Another important issue is the connectivity between the hills, says Julien Poisson, director for southern Quebec at the Nature Conservancy of Canada. “You have to be able to protect land on the outskirts [of the hills] to ensure better connectivity, especially for small wildlife. »
The Montérégie hills are also victims of their popularity. “These are open-air hospitals,” Pascal Bigras jokes, referring to the many studies that demonstrate the health benefits of natural environments. “We need to better regulate public access to these environments to preserve them,” says Julien Poisson.
If the amount requested is significant, Pascal Bigras says he sees a “great openness” of the different levels of government, especially since the COP15 on biodiversity held in Montreal last December.
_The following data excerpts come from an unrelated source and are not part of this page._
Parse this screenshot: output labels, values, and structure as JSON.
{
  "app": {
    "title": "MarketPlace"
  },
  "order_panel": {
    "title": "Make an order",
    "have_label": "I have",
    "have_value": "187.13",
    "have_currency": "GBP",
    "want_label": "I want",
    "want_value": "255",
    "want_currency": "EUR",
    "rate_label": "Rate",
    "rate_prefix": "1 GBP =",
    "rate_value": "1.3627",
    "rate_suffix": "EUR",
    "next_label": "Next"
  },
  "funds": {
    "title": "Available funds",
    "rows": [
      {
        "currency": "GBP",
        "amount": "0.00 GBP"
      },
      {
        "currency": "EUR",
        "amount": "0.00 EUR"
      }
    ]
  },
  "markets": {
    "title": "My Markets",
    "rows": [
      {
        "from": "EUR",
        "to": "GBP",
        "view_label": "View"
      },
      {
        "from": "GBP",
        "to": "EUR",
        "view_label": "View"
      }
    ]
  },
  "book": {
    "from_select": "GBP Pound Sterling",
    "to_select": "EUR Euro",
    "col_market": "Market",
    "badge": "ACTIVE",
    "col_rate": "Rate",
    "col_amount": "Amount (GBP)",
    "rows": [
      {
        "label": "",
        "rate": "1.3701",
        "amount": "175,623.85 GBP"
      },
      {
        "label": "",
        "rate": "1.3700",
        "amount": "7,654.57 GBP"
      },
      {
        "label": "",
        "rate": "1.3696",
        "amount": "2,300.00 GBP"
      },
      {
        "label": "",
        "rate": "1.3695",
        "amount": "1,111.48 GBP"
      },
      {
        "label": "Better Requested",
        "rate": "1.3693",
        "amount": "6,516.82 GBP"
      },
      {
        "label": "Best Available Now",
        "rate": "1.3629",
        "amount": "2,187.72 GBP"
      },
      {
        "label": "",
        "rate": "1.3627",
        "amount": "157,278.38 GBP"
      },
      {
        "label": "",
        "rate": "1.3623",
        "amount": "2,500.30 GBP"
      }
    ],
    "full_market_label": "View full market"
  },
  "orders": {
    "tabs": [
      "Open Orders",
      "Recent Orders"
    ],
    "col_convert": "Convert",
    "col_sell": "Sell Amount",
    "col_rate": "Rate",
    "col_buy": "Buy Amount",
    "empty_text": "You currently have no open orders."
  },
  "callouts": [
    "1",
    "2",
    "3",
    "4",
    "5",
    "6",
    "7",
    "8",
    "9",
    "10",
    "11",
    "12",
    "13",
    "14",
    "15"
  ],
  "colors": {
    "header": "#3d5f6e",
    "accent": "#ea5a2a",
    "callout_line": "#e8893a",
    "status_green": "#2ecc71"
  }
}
The Montérégie hills are home to 40 exceptional forest ecosystems. 68% of amphibian and reptile species and more than 70% of bird species found in Quebec are found there.
The coalition was created in September 2021, the result of the bringing together of many conservation organizations so that their concerns “are brought with the same voice to municipal and governmental authorities”. In 2012, a report already indicated that five of the nine hills faced “high” or “very high” pressures for residential, commercial or tourist development.